Freshwater gets conference debate flowing

01 Jul 2011

New Zealand’s rivers and lakes and the native species that rely on them are facing a growing crisis that needs to be turned around urgently, our annual conference was told late last month.

Freshwater Ecologist, Mike Joy

Freshwater Ecologist, Mike Joy

The focus of the conference was “Freshwater for Life”  , so a variety of speakers took to the stage to discuss freshwater management including academics,  officials, politicians, industry spokespeople and economics commentators. 

Freshwater ecologist Mike Joy  was one of the first speakers to kick off the conference.

He spoke passionately about the degradation of New Zealand's freshwater.

“You might have noticed I’m angry”  he said.  He structured his speech around five myths around our environment. They were:

• New Zealand is clean and green
• Biodiversity is looked after by central government
• We are 100% Pure compared with the rest of the world
• Dairy farming in New Zealand is sustainable
• The Resource Management Act protects the environment

Mike said 35 percent of our native species are threatened with extinction and 68 percent of our identified ecosystems are classed as threatened.

“The golden goose for our tourism and exports is the “100% Pure” branding. Well, I reckon our goose is cooked,” he told the conference.

“We need an inquiry into the true value of the intensification of farming to New Zealand. I think we have been sold a pup. When we lose our clean, green image we don’t have anything else to fall back on.”

Fonterra Sustainability Field Team Manager Emma Parsons then told the conference the Clean Streams Accord, involving Fonterra, local authorities and the agriculture and environment ministries had prodded farmers into managing their effluent but more commitment was needed to improve their nutrient management.

She said there was a demand from Fonterra’s customers that the company focus on  sustainability and more programmes had been introduced to promote sustainable practices.
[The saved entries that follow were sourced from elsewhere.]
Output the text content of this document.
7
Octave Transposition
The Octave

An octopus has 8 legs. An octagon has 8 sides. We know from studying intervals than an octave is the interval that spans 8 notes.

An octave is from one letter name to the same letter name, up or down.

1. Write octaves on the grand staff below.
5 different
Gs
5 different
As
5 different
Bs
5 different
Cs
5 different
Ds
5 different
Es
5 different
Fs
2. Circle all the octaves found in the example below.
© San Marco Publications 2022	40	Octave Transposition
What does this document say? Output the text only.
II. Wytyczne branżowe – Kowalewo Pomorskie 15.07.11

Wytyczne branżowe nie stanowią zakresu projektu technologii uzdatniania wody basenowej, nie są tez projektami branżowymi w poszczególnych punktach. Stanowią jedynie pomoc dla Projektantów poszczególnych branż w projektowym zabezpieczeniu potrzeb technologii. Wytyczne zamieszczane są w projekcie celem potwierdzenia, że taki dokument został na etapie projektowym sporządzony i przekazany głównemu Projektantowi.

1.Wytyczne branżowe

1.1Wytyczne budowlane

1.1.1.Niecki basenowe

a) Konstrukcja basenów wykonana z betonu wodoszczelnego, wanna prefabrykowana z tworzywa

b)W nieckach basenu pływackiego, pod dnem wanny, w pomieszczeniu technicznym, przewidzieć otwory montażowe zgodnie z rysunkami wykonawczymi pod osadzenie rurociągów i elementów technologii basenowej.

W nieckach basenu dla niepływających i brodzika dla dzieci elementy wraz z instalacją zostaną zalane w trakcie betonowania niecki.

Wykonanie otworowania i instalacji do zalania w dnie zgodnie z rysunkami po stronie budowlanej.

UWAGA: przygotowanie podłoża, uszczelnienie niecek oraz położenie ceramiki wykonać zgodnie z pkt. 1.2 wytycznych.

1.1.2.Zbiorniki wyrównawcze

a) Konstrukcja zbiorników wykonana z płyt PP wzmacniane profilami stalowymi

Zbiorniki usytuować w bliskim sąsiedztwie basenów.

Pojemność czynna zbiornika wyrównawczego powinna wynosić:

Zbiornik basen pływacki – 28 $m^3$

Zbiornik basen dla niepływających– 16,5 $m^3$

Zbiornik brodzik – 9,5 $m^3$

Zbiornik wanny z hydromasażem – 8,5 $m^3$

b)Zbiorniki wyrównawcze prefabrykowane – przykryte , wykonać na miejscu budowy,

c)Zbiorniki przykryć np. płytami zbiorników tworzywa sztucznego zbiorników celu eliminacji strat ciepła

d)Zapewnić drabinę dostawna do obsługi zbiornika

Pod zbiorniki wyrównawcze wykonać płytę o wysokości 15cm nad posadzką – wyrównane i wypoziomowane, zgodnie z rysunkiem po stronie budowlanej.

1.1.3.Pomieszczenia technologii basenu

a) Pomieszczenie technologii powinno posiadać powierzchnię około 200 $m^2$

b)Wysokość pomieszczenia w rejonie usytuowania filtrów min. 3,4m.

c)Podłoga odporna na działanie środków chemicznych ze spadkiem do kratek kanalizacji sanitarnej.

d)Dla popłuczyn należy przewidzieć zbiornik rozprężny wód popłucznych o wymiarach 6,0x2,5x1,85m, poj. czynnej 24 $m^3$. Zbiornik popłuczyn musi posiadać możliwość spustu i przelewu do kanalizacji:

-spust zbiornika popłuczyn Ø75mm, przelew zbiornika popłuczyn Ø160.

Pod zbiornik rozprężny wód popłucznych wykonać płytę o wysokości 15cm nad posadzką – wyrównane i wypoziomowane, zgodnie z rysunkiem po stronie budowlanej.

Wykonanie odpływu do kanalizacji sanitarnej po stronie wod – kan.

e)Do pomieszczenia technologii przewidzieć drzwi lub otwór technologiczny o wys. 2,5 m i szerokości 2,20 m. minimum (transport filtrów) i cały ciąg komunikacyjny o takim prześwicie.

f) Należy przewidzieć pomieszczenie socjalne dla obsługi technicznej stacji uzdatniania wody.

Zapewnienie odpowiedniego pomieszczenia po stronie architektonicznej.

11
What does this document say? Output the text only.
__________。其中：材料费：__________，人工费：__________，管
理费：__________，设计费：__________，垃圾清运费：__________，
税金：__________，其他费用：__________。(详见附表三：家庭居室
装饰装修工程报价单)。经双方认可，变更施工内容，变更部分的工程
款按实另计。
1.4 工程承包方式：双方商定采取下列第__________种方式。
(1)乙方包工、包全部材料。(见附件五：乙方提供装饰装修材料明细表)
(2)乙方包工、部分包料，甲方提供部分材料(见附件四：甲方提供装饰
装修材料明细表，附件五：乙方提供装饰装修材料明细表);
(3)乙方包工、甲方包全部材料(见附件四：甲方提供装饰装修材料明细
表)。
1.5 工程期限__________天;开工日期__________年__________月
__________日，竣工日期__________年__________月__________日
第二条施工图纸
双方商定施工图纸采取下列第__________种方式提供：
Forest & Bird's Advocacy Manager Kevin Hackwell said NGOs are representing the public interest in freshwater issues and were able to hold authorities to account, to say “these are our water resources and we demand they are managed better.”

Economic commentator Rod Oram said proposals for 14 major water storage projects to more than double the amount of irrigated land in New Zealand did not make a lot of economic sense and would produce a relatively low rate of return of only 6.4 percent overall.

Lastly, Ken Hughey of Lincoln University said his survey of environmental perception showed people valued being able to swim, drink and enjoy water. The survey also showed between 2000 and 2010, the number of people who perceived farming to be a major cause of damage to freshwater grew from 20 percent to 50 percent.